Mudanças Climáticas /

Gases do Efeito Estufa

Os gases do efeito estufa envolvem a Terra e fazem parte da atmosfera. Estes gases absorvem parte da radiação infra-vermelha refletida pela superfície terrestre, impedindo que a radiação escape para o espaço e aquecendo a superfície da Terra.

Atualmente são seis os gases considerados como causadores do efeito estufa: Dióxido de carbono (CO2), Metano (CH4), Oxido nitroso (N2O), Clorofluorcarbonetos (CFCs), Hidrofluorcarbonetos (HFCs), e Hexafluoreto de enxofre (SF6). Segundo o Painel Intergovernamental de mudanças do Clima, o CO2 é o principal "culpado" pelo aquecimento global, sendo o gás mais emitido (aproximadamente 77%) pelas atividades humanas.

No Brasil, cerca de 75% das emissões de gases do efeito estufa são causadas pelo desmatamento, sendo o prinipal alvo a ser mitigado pelas políticas públicas. No mundo, as emissões de CO2 provenientes do desmatamento equivalem a 17% do total.
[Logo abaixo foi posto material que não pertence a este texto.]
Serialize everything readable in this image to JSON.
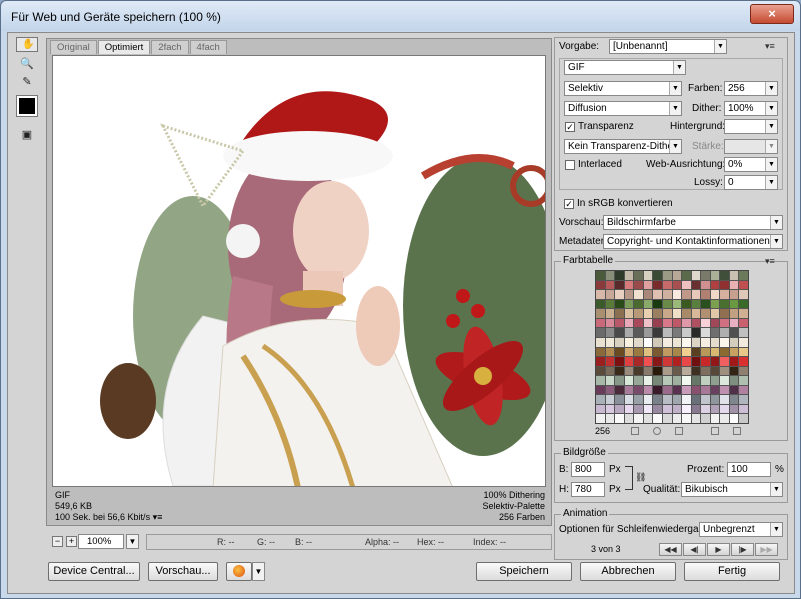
{
  "window": {
    "title": "Für Web und Geräte speichern (100 %)",
    "close_glyph": "×"
  },
  "tools": [
    {
      "name": "hand-tool-icon",
      "glyph": "✋",
      "selected": true
    },
    {
      "name": "slice-select-tool-icon",
      "glyph": "⤡",
      "selected": false
    },
    {
      "name": "zoom-tool-icon",
      "glyph": "🔍",
      "selected": false
    },
    {
      "name": "eyedropper-tool-icon",
      "glyph": "✎",
      "selected": false
    },
    {
      "name": "toggle-slices-icon",
      "glyph": "▣",
      "selected": false
    }
  ],
  "eyedropper_color": "#000000",
  "preview": {
    "tabs": [
      "Original",
      "Optimiert",
      "2fach",
      "4fach"
    ],
    "active_tab": 1,
    "info_left": [
      "GIF",
      "549,6 KB",
      "100 Sek. bei 56,6 Kbit/s"
    ],
    "info_menu_glyph": "▾≡",
    "info_right": [
      "100% Dithering",
      "Selektiv-Palette",
      "256 Farben"
    ]
  },
  "status": {
    "zoom_minus": "−",
    "zoom_plus": "+",
    "zoom": "100%",
    "readouts": [
      "R: --",
      "G: --",
      "B: --",
      "Alpha: --",
      "Hex: --",
      "Index: --"
    ]
  },
  "buttons": {
    "device_central": "Device Central...",
    "preview": "Vorschau...",
    "save": "Speichern",
    "cancel": "Abbrechen",
    "done": "Fertig"
  },
  "settings": {
    "preset_label": "Vorgabe:",
    "preset_value": "[Unbenannt]",
    "format": "GIF",
    "reduction": "Selektiv",
    "colors_label": "Farben:",
    "colors": "256",
    "dither_algo": "Diffusion",
    "dither_label": "Dither:",
    "dither": "100%",
    "transparency_label": "Transparenz",
    "transparency_checked": true,
    "matte_label": "Hintergrund:",
    "matte_value": "",
    "transparency_dither": "Kein Transparenz-Dither",
    "amount_label": "Stärke:",
    "amount_value": "",
    "interlaced_label": "Interlaced",
    "interlaced_checked": false,
    "websnap_label": "Web-Ausrichtung:",
    "websnap": "0%",
    "lossy_label": "Lossy:",
    "lossy": "0",
    "srgb_label": "In sRGB konvertieren",
    "srgb_checked": true,
    "preview_label": "Vorschau:",
    "preview_value": "Bildschirmfarbe",
    "metadata_label": "Metadaten:",
    "metadata_value": "Copyright- und Kontaktinformationen"
  },
  "color_table": {
    "title": "Farbtabelle",
    "count": "256",
    "colors": [
      "#4a5a3a",
      "#8a8f7a",
      "#2f3a2a",
      "#c4b8a8",
      "#6a6f5a",
      "#d8d0c0",
      "#3a4a35",
      "#9a9a85",
      "#b8a898",
      "#5a6a4a",
      "#e0d8cc",
      "#7a7a6a",
      "#a8b098",
      "#3f4f3a",
      "#c8c0b0",
      "#6a7a5a",
      "#8a3a3a",
      "#b85a5a",
      "#5a2a2a",
      "#d87a7a",
      "#9a4a4a",
      "#e0a0a0",
      "#7a2a2a",
      "#c86a6a",
      "#a85050",
      "#f0c0c0",
      "#6a3030",
      "#d09090",
      "#b04040",
      "#903030",
      "#e8b0b0",
      "#c05050",
      "#d8b8a8",
      "#c8a898",
      "#e8d0c0",
      "#b89888",
      "#f0e0d0",
      "#a88878",
      "#e0c0b0",
      "#d0b0a0",
      "#f8e8e0",
      "#c09888",
      "#e8c8b8",
      "#b08070",
      "#f0d8c8",
      "#d8b0a0",
      "#c8a090",
      "#e0c8b8",
      "#3a5a2a",
      "#5a7a3a",
      "#2a4a1a",
      "#7a9a5a",
      "#4a6a30",
      "#8aaa6a",
      "#1a3a10",
      "#6a8a4a",
      "#9aba7a",
      "#3a5a20",
      "#5a8040",
      "#2a5020",
      "#7aa050",
      "#4a7030",
      "#6a9a40",
      "#3a6a28",
      "#a89070",
      "#c8b090",
      "#8a7050",
      "#d8c0a0",
      "#b89a78",
      "#e8d0b0",
      "#9a8060",
      "#c8a888",
      "#f0e0c8",
      "#a88a68",
      "#d8b898",
      "#b09070",
      "#e0c8a8",
      "#907050",
      "#c0a080",
      "#d0b090",
      "#c86878",
      "#d88898",
      "#b85868",
      "#e8a8b8",
      "#a84858",
      "#f0c0c8",
      "#984050",
      "#d87888",
      "#c05868",
      "#e098a8",
      "#b05060",
      "#f8d0d8",
      "#a04858",
      "#d07080",
      "#e8b0c0",
      "#c86070",
      "#6a6a6a",
      "#8a8a8a",
      "#4a4a4a",
      "#aaaaaa",
      "#5a5a5a",
      "#9a9a9a",
      "#3a3a3a",
      "#bababa",
      "#7a7a7a",
      "#cacaca",
      "#2a2a2a",
      "#dadada",
      "#6f6f6f",
      "#afafaf",
      "#505050",
      "#c0c0c0",
      "#e8e0d0",
      "#f0e8d8",
      "#d8d0c0",
      "#f8f0e0",
      "#e0d8c8",
      "#ffffff",
      "#d0c8b8",
      "#f4ece0",
      "#ece4d4",
      "#fcf8f0",
      "#dcd4c4",
      "#f6eee2",
      "#e4dccc",
      "#faf6ec",
      "#d4ccbc",
      "#f2eadc",
      "#8a6a3a",
      "#b08a50",
      "#6a4a20",
      "#d0aa70",
      "#9a7a40",
      "#e0c080",
      "#7a5a30",
      "#c09a60",
      "#a8884a",
      "#f0d090",
      "#5a4020",
      "#b89858",
      "#d8b870",
      "#8a6a30",
      "#c8a060",
      "#e8c888",
      "#9a2020",
      "#c03030",
      "#7a1010",
      "#e04040",
      "#a82828",
      "#f05050",
      "#881818",
      "#d03838",
      "#b02020",
      "#e84848",
      "#701010",
      "#c82828",
      "#901818",
      "#f06060",
      "#a01818",
      "#d83030",
      "#5a4a3a",
      "#7a6a5a",
      "#3a2a1a",
      "#9a8a7a",
      "#4a3a2a",
      "#8a7a6a",
      "#2a1a0a",
      "#aa9a8a",
      "#6a5a4a",
      "#baaa9a",
      "#403020",
      "#7f6f5f",
      "#584838",
      "#9f8f7f",
      "#342414",
      "#8f7f6f",
      "#a8b8a8",
      "#c8d8c8",
      "#889888",
      "#d8e8d8",
      "#98a898",
      "#e8f0e8",
      "#788878",
      "#b8c8b8",
      "#a0b0a0",
      "#f0f8f0",
      "#687868",
      "#c0d0c0",
      "#90a090",
      "#dce8dc",
      "#809080",
      "#b0c0b0",
      "#6a3a5a",
      "#8a5a7a",
      "#4a2a3a",
      "#aa7a9a",
      "#7a4a6a",
      "#ba8aaa",
      "#3a1a2a",
      "#9a6a8a",
      "#5a3050",
      "#ca9aba",
      "#8a5070",
      "#a87898",
      "#6a4060",
      "#c090b0",
      "#503048",
      "#b080a0",
      "#aab0b8",
      "#c8ccd4",
      "#8a909a",
      "#d8dce4",
      "#9aa0a8",
      "#e8ecf0",
      "#7a808a",
      "#b8bcc4",
      "#a0a6ae",
      "#f0f2f6",
      "#6a707a",
      "#c0c4cc",
      "#90969e",
      "#dfe2e8",
      "#80868e",
      "#b0b4bc",
      "#c8b8d0",
      "#d8c8e0",
      "#b8a8c0",
      "#e8d8f0",
      "#a898b0",
      "#f0e8f8",
      "#9888a0",
      "#d0c0d8",
      "#c0b0c8",
      "#f8f0ff",
      "#887890",
      "#dcd0e4",
      "#b0a0b8",
      "#e4d8ec",
      "#a090a8",
      "#ccbcd4",
      "#f0f0f0",
      "#e8e8e8",
      "#fafafa",
      "#dcdcdc",
      "#f4f4f4",
      "#e0e0e0",
      "#fcfcfc",
      "#d8d8d8",
      "#ececec",
      "#f8f8f8",
      "#e4e4e4",
      "#d0d0d0",
      "#f2f2f2",
      "#eaeaea",
      "#ffffff",
      "#c8c8c8"
    ]
  },
  "image_size": {
    "title": "Bildgröße",
    "width_label": "B:",
    "width": "800",
    "width_unit": "Px",
    "height_label": "H:",
    "height": "780",
    "height_unit": "Px",
    "percent_label": "Prozent:",
    "percent": "100",
    "percent_unit": "%",
    "quality_label": "Qualität:",
    "quality": "Bikubisch"
  },
  "animation": {
    "title": "Animation",
    "loop_label": "Optionen für Schleifenwiedergabe:",
    "loop_value": "Unbegrenzt",
    "frame_counter": "3 von 3",
    "controls": [
      "◀◀",
      "◀|",
      "▶",
      "|▶",
      "▶▶"
    ]
  },
  "dropdown_glyph": "▼",
  "panel_menu_glyph": "▾≡",
  "check_glyph": "✓"
}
O Hexa Fluoreto de Enxofre (SF6)  é o gás com maior poder de aquecimento global, sendo 23.900 vezes mais ativo no efeito estufa do que o CO2. Este gás é usado na indústria elétrica para aplicações de alta tensão, como em interruptores e disjuntores. Em conjunto, os gases fluoretados são responsáveis por 1,1% das emissões totais de gases do efeito estufa.

O Brasil emitiu em 2008, de acordo com o Relatório de Desenvolvimento Humano (RDH) 2011 , um total de 2,1 toneladas per capita, enquanto a China emitiu um total de 5,2 toneladas per capita. Nos países que ocupam o topo da ranking do IDH, este número é muito maior. Nos Estados Unidos, por exemplo, a emissão per capita de CO2 estava em 17,3 em 2008

Confira abaixo os principais gases do efeito estufa e algumas das suas características.





Informações retiradas da Cartilha Herança Global - as mudanças que o aquecimento reserva, de autoria de Júlia Antunes Lourenço.

Intensidade em carbono

O relatório intitulado Índice de Economia de Baixo Carbono (Low Carbon Economy Index, 2013) mostra que a intensidade de carbono – que mede as emissões geradas por cada unidade de PIB – da economia mundial está diminuindo, mas a uma taxa de apenas 0,7% ao ano. Essa taxa seria insuficiente para limitar o aquecimento global a 2ºC, o limiar colocado pelos cientistas para evitar os piores impactos do fenômeno.

Para que o aquecimento se mantivesse entre 1,6ºC e 2ºC, o documento sugere que a redução na intensidade de carbono teria que ser de 6% ao ano em média até 2100, mantendo também o crescimento econômico. Até agora a eficiência energética foi a grande responsável pela diminuição na intensidade de carbono da economia mundial. Cerca de 92% da redução da intensidade de carbono atingida em 2012 foi devido a melhoras na eficiência energética, enquanto apenas 8% foram de uma mudança para um mix energético mais limpo.

Veja o site Trillionthtonne, lançado em 2009 pela Universidade de Oxford para rastrear a velocidade que nos aproximamos de um trilhão de toneladas de dióxido de carbono sendo lançados na atmosfera globalmente. A estimativa inicial era alcançar este volume em março de 2045, agora já está em junho de 2044.